Angola emitiu USD 1,2 MM em eurobonds no mercado internacional sob a forma de TRS (Total Return Swap) para o JP Morgan e, em troca, o País recebeu financiamento no valor de USD 600 milhões, de acordo com o prospecto (pag. 250), sendo que os títulos serão propriedades da JPM até 16/12/2025, altura em que encerra a TRS.
Com este financiamento, Angola pagará juros sobre os USD 600 milhões que deve rondar os 8% a 9% ao ano, e os juros a pagar sobre os USD 1,2 MM rondarão aos 10,95% ao ano. Essas informações da taxa não constam do prospecto, mas, se correctamente interpretadas, as páginas 66, 67 e 73 do prospecto obtemos a confirmação.
Contabilização (pag 251):
O financiamento de USD 600 milhões será tratado como dívida externa de Angola. Os Eurobonds (TRS Notes) são classificados como “passivos contingentes” enquanto o TRS estiver activo. Caso o TRS termine sem que Angola recupere os títulos, o montante correspondente será reclassificado como dívida.

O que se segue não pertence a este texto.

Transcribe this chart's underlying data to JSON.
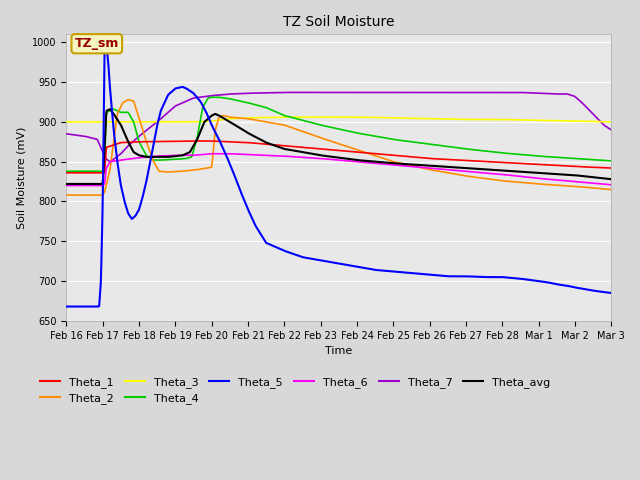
{
  "title": "TZ Soil Moisture",
  "xlabel": "Time",
  "ylabel": "Soil Moisture (mV)",
  "ylim": [
    650,
    1010
  ],
  "xlim": [
    0,
    15
  ],
  "figure_facecolor": "#d8d8d8",
  "plot_facecolor": "#e8e8e8",
  "annotation_text": "TZ_sm",
  "annotation_bg": "#f5f5c0",
  "annotation_border": "#c8a000",
  "annotation_text_color": "#990000",
  "series_colors": {
    "Theta_1": "#ff0000",
    "Theta_2": "#ff8c00",
    "Theta_3": "#ffff00",
    "Theta_4": "#00cc00",
    "Theta_5": "#0000ff",
    "Theta_6": "#ff00ff",
    "Theta_7": "#9900cc",
    "Theta_avg": "#000000"
  },
  "x_tick_labels": [
    "Feb 16",
    "Feb 17",
    "Feb 18",
    "Feb 19",
    "Feb 20",
    "Feb 21",
    "Feb 22",
    "Feb 23",
    "Feb 24",
    "Feb 25",
    "Feb 26",
    "Feb 27",
    "Feb 28",
    "Mar 1",
    "Mar 2",
    "Mar 3"
  ],
  "y_ticks": [
    650,
    700,
    750,
    800,
    850,
    900,
    950,
    1000
  ],
  "grid_color": "#ffffff",
  "title_fontsize": 10,
  "tick_fontsize": 7,
  "label_fontsize": 8,
  "legend_fontsize": 8
}
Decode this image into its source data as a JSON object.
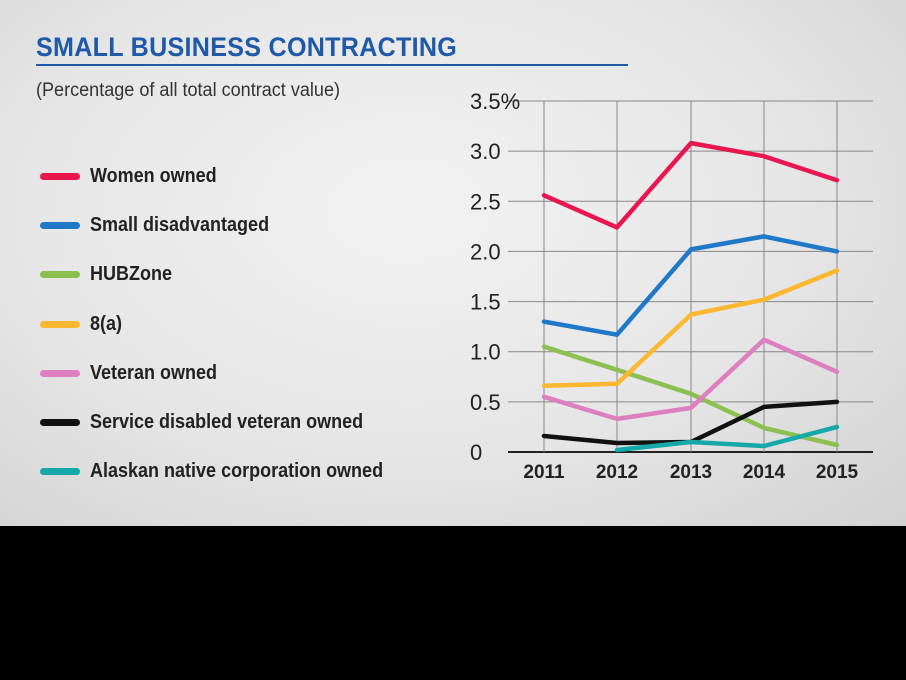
{
  "header": {
    "title": "SMALL BUSINESS CONTRACTING",
    "subtitle": "(Percentage of all total contract value)"
  },
  "chart_data": {
    "type": "line",
    "title": "SMALL BUSINESS CONTRACTING",
    "subtitle": "(Percentage of all total contract value)",
    "xlabel": "",
    "ylabel": "",
    "x": [
      "2011",
      "2012",
      "2013",
      "2014",
      "2015"
    ],
    "ylim": [
      0,
      3.5
    ],
    "yticks": [
      0,
      0.5,
      1.0,
      1.5,
      2.0,
      2.5,
      3.0,
      3.5
    ],
    "ytick_labels": [
      "0",
      "0.5",
      "1.0",
      "1.5",
      "2.0",
      "2.5",
      "3.0",
      "3.5%"
    ],
    "grid": true,
    "legend_position": "left",
    "series": [
      {
        "name": "Women owned",
        "color": "#e8174f",
        "values": [
          2.56,
          2.24,
          3.08,
          2.95,
          2.71
        ]
      },
      {
        "name": "Small disadvantaged",
        "color": "#1f78c8",
        "values": [
          1.3,
          1.17,
          2.02,
          2.15,
          2.0
        ]
      },
      {
        "name": "HUBZone",
        "color": "#8cc152",
        "values": [
          1.05,
          0.82,
          0.58,
          0.24,
          0.07
        ]
      },
      {
        "name": "8(a)",
        "color": "#fbb830",
        "values": [
          0.66,
          0.68,
          1.37,
          1.52,
          1.81
        ]
      },
      {
        "name": "Veteran owned",
        "color": "#de7fc0",
        "values": [
          0.55,
          0.33,
          0.44,
          1.12,
          0.8
        ]
      },
      {
        "name": "Service disabled veteran owned",
        "color": "#111111",
        "values": [
          0.16,
          0.09,
          0.1,
          0.45,
          0.5
        ]
      },
      {
        "name": "Alaskan native corporation owned",
        "color": "#14a8a8",
        "values": [
          null,
          0.02,
          0.1,
          0.06,
          0.25
        ]
      }
    ]
  }
}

Na página 73, ponto 5.2 sobre o Accrual of Interest, diz que cada nota deixará de render juros a partir da data de seu resgate. Nesse caso, a implicação aqui é que enquanto os títulos estiverem pendentes, Angola continuará responsável pelo pagamento dos juros periódicos.
Essas eurobonds serão classificadas como passivos contingentes e, contabilisticamente, significa que não farão parte das demostrações financeiras, apenas aprecem nas notas como potencial dívida. O impacto disso é que essa classificação não será contada como dívida, o que impede que o rácio da dívida aumente na mesma magnitude.
O prospecto é claro ao afirmar que a JPM tem liberdade de vender os títulos no mercado secundário ou mesmo mantê-los. A JPM deve mantê-los.
Angola irá pagar os juros sobre os USD 1,2 MM, mas receberá de volta caso cumpra as condições até ao final TRS (16/01/2024). Nesse caso, o País poderia receber de volta o título e os juros acumulados que deverá pagar até lá. Esses juros das eurobonds, que serão pagos ao longo do ano, podem ser usados para abater o principal (USD 600M), incluindo os juros associados.
O que deve acontecer após o final da TRS?
Angola pode resgatar as eurobonds da JPMorgan ao final do TRS e até lá o título pode valorizar ou desvalorizar dependendo das condições do mercado. Aqui o emitente terá de decidir o que fazer com os títulos, extingui-los ou repô-los no mercado, lê-se nas páginas 250 e 251 do prospecto, que dá a probabilidade de levantamento de fundos correspondentes.
Renegociar ou renovar o TRS, dependerá da vontade do banco norte-americano, o que, na prática, exige outras garantias.
O que acontece se Angola não conseguir pagar?
Caso Angola não consiga pagar os USD 600M, a JPMorgan venderá as eurobonds para recuperar o empréstimo concedido e ainda fica com os cupões pagos por Angola. Nessa condição, o valor das eurobonds será reclassificado como dívida efectiva no balanço de Angola e os mais ou menos USD 1,2 MM que eram passivos contingentes passam a somar para o nosso stock da dívida, incluindo os USD 600MM mais juros.
Como Angola vai pagar esse empréstimo de USD 600M e juros sobre os USD 1,2MM em 12 meses? O Ministério das Finanças de Angola pode ir buscar a massa junto do Banco Nacional de Angola (BNA), receitas de petróleo ou novos financiamentos. A primeira opção é a mais provável e flexível, embora, talvez, seja feita à margem da lei do Banco Central.
Com base na lei do OGE 2025, o Governo pode emitir uma carteira de títulos (podem ser em USD) de 5 anos, equivalentes a 10% das receitas ordinárias do OGE 2024. Aqui o BNA recebe cupões que podem ser trimestrais, sendo que o principal receberá 5 anos depois, o que, do meu ponto de vista, pode constituir violação da lei do BNA (artigo 35).
Se calcularmos os 10% das receitas ordinárias do OGE 2024 e convertermos ao cãmbio actual, isso é quase USD 1,4MM, o que, mantendo tudo resto constante, é mais do que o suficiente para se livrar da JPM, pagando os USD 600 bem como os juros e ainda pagar algumas prestações dos juros associados aos USD 1,2MM.
Resumindo e concluindo, essa forma de financiamento gera forte pressão em pagamento de juros este ano, o que pode afectar a economia, particularmente o mercado cambial, embora seja mais barato do que emitir uma eurobonds propriamente dita.